9月27日午前5時49分ごろ、甘粛省定西市隴西県でマグニチュード5.6の地震が発生しました。震源の深さは約10キロメートルで、震央は文峰鎮仙人文村付近とされています。揺れは定西市や天水市で特に強く感じられ、また寧夏や西安、咸陽などの地域でもはっきりと体感されました。監視カメラの映像には、建物が20秒以上激しく揺れ、吊るされた照明が大きく揺れ動き、土や石が落下して地面に瓦礫が散乱する様子が記録されています。

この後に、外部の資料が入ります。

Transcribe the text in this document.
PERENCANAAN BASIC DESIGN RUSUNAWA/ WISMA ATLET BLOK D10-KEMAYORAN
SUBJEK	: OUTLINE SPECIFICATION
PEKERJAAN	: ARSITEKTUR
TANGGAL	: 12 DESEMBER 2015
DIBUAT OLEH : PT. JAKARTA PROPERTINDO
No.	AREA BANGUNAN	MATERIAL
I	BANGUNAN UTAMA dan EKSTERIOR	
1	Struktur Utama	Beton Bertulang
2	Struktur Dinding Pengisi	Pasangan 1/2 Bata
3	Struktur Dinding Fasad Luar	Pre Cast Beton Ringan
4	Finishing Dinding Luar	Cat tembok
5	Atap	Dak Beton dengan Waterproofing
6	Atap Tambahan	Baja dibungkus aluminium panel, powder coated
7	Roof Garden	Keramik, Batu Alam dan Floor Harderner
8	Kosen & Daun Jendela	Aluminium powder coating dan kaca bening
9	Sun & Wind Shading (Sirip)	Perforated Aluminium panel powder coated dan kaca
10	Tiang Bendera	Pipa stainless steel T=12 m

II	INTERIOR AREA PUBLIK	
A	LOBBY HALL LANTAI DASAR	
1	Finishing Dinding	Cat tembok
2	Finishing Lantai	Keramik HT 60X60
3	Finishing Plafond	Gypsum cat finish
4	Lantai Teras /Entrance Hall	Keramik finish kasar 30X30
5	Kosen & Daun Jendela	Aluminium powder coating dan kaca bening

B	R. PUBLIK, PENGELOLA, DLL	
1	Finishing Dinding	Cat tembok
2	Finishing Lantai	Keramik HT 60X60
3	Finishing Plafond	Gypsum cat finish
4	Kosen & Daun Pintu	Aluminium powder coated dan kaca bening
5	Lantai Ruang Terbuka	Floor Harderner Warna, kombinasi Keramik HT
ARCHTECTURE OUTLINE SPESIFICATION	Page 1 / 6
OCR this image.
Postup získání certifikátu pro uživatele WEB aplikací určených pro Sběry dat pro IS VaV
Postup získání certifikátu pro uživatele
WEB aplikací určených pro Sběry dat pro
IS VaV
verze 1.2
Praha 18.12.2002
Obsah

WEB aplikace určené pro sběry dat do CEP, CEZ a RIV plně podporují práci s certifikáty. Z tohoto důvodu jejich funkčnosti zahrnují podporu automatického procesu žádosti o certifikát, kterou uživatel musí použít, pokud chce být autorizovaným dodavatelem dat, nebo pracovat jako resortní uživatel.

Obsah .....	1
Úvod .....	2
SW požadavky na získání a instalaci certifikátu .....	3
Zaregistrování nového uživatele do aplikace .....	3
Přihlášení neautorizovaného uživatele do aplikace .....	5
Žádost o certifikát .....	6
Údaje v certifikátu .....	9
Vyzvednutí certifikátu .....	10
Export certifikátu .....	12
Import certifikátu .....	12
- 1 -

中国地震台網によると、27日午前7時49分までに42回の余震が観測され、そのうちマグニチュード4.0~4.9が2回、3.0~3.9が1回確認されました。午後2時時点では余震は67回に増え、そのうち4回がマグニチュード3以上でした。さらに翌28日午前4時25分には再び隴西県でマグニチュード3.6の地震が発生し、震源の深さは9キロメートルとされました。専門家は今回の地震を「本震—余震型」と分析しており、震源は西秦嶺北縁断層帯漳県区間付近に位置していると説明しました。2023年12月に臨夏州積石山で発生したマグニチュード6.2の地震とは直接の関連はないとしています。
被害の報告は時間とともに更新されました。27日午前11時30分の時点で、隴西県内17郷鎮で3505棟の住宅が被害を受け、そのうち17棟が倒壊、3488棟が損壊しました。7812人が緊急避難を強いられ、道路や交通施設27カ所も損傷しました。午後4時には、定西市全体で11人が負傷(隴西県10人、漳県1人)していることが確認され、このうち5人は退院、残る負傷者も命に別状はないと発表されました。鉄道も一時的に運行を停止し、徐蘭高速鉄道、蘭渝線、隴海線で3本の列車が停車しましたが、その後速度を制限しつつ徐々に運行を再開しました。
震央に近い桦林村では被害が特に深刻でした。村民の多くは土壁の家に住んでおり、多数が倒壊したり、壁に深い亀裂が入ったりしました。住民の多くは仮設テントでの避難生活を余儀なくされています。あるスーパー経営者は「人は無事だが、屋根瓦が落ち、壁に大きな亀裂が入り、ひどいところは壁ごと崩れてしまった。もう住めない」と語りました。別の村民は「今は料理をするのも怖く、饅頭をかじるしかない」と苦しい現状を明かしました。
高層住宅に住む董さんは「ベッドで寝ていたら突然激しく揺れて、まるで誰かが力いっぱいベッドを揺さぶっているようだった」と語りました。最初の揺れでは避難しませんでしたが、その後マグニチュード3.8の余震が起きた際には慌てて外に出たといいます。「下に降りると、すでに多くの住民が外に出ていました」と振り返りました。また、蘭州在住の段さんは、震中付近の棉柳灘村に住む家族とビデオ通話をしました。「村の土壁の家の多くが倒壊し、壁も裂けていた。余震も頻繁で、多くの住民は空き地に避難していたが、水や電気、ネットはまだ使えていた」と話しています。
一方、SNS上では多くのネットユーザーが率直な声を寄せています。
「全て黄土の家だ!」
「農村の貧しい家庭はほとんど家財道具もなく、まるで百年前の祖先と同じ暮らしぶりだ」
「2025年にもなって、国民がまだこんな土の家に住んでいるとは。これが全面的小康社会なのか?」
「繁栄の時代にあっても、庶民は生きるすべを失っている!」
当時の恐怖を語る声もありました。
「午前5時50分に地震警報が鳴り、慌てて逃げようとしたが、どこに逃げればいいか分からず、床にしゃがんでスマホを見ていた。その後また揺れを感じて、やっぱり地震だった」
「午前5時36分、ベッドが揺れ、ベランダのガラスが鳴った。スマホを確認すると、確かにその時間に地震が起きていた」
「私たちは震中から5キロの村に住んでいる。土の家はすべて倒れてしまった。支援を求む!」
総合的に見ると、今回のマグニチュード5.6の地震は規模としては大きなものではありませんでしたが、農村に今も数多く残る土壁の家屋は耐震性が極めて低いため、被害は想像以上に深刻となりました。幸い死者は確認されていませんが、家を失った住民は頻発する余震に怯え、夜は仮設テントや屋外で過ごすしかありません。政府は被害状況の確認と住民の移転安置を急いでいますが、住民の生活の困窮とSNS上の声は、脆弱な農村基盤と現実との大きなギャップを浮き彫りにしています。